On the stump and in television ads, Pawlenty frequently reminds Iowans of his conservative judicial appointments as governor of Minnesota.
Bachmann, meanwhile, signed on last week to a "marriage vow" committing candidates to stand against same-sex marriage, as well as against an "anti-scientific bias which holds, in complete absence of empirical proof, that non-heterosexual inclinations are genetically determined, irresistible and akin to innate traits like race, gender and eye color."
The pledge is being promoted by the Family Leader, a group led by Bob Vander Plaats, former state chair for Mike Huckabee's 2008 presidential campaign.
Plaats, sometimes described as a kingmaker in Iowa Republican politics, has suggested that the pledge will be a condition for his group's support.
Whether Pawlenty signs on remains to be seen. A spokesman for his campaign said Monday that Pawlenty is "in the process of reviewing the pledge."
Over the weekend, the group retracted a controversial part of the pledge that seemed to suggest that slave families in the South had stronger family structures than black families today. Bachmann also disavowed that part of the pledge, but she remains the only major GOP candidate to sign on.
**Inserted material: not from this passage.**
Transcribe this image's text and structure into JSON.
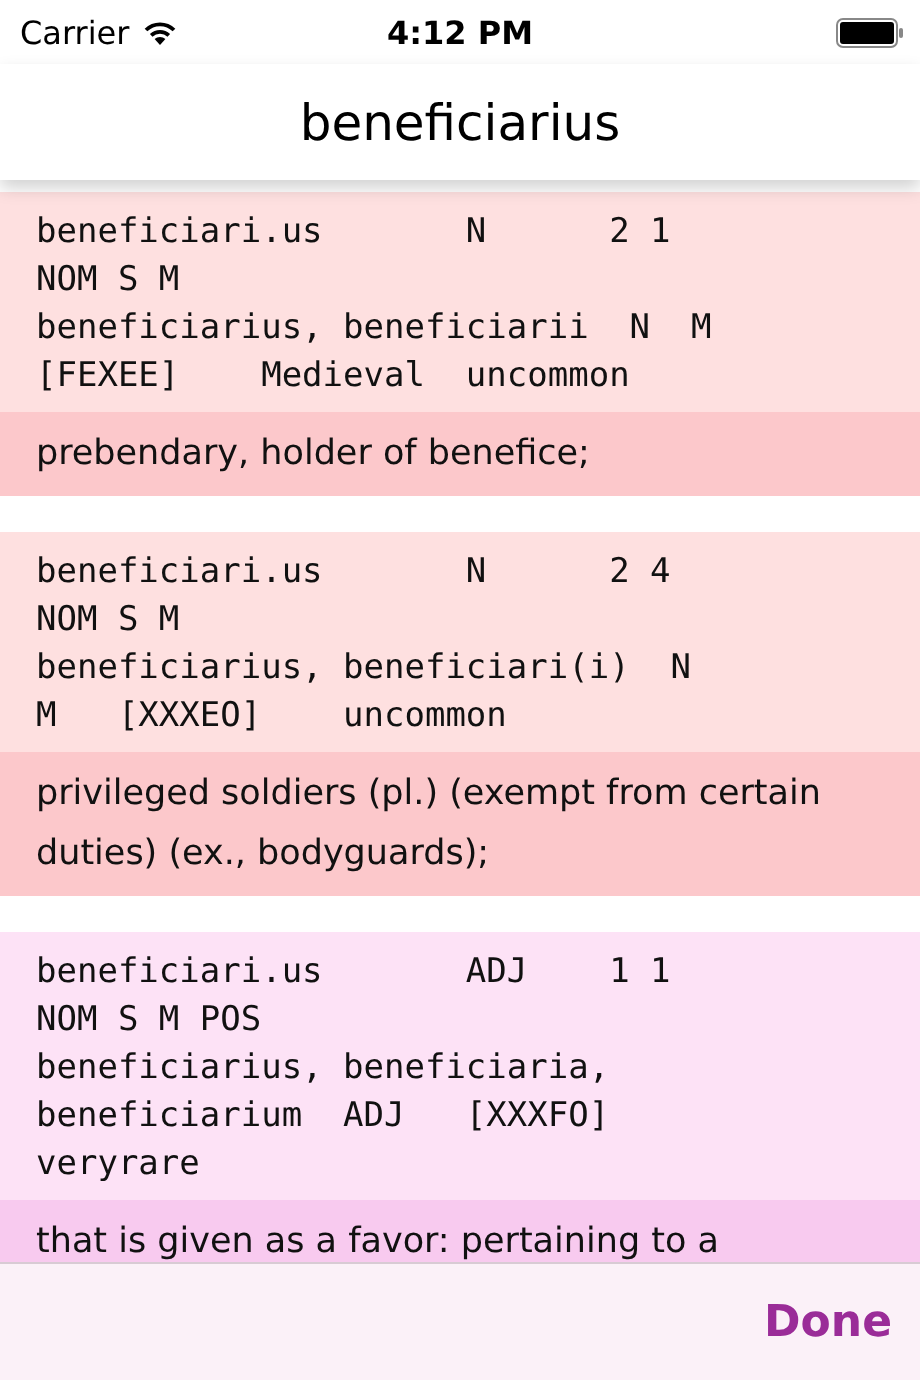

Among the leading contenders in an influential straw poll in Iowa next month, Bachmann and Pawlenty have both staked out strong positions against same-sex marriage and other types of legal rights. Both support a constitutional amendment forbidding gay marriage in Minnesota. Both have been "glitter-bombed" by gay activists.
Although Pawlenty once voted to extend civil rights to gays and lesbians as a member of the Minnesota Legislature, he has since expressed regret for the vote.
As a presidential candidate, he has backed the Pentagon's "Don't Ask Don't Tell" prohibition on gays in the military.
Now, with a growing debate in Iowa about the marriage pledge, Pawlenty was asked Sunday during an appearance on "Meet the Press" whether he believes being gay is a choice, or whether, as Lady Gaga says, gays are "born this way."
"Well, the science in that regard is in dispute," Pawlenty said.
Pressed, Pawlenty wavered on whether being gay is a choice, but clarified that "there's no scientific conclusion that it's genetic."
Eli Coleman, of the University of Minnesota's program on human sexuality, said that Pawlenty is right, as far as that goes. "The only nuance is that we haven't disproved it," said Coleman.
The scientific question, Coleman said, is the extent to which genetics plays a part. "Mainly, it's a complex of genetic, hormonal, and environmental influences," he said. "It's a complex of the interplay between these factors. But it's really not a choice."
Kevin Diaz is a correspondent in the Star Tribune Washington Bureau.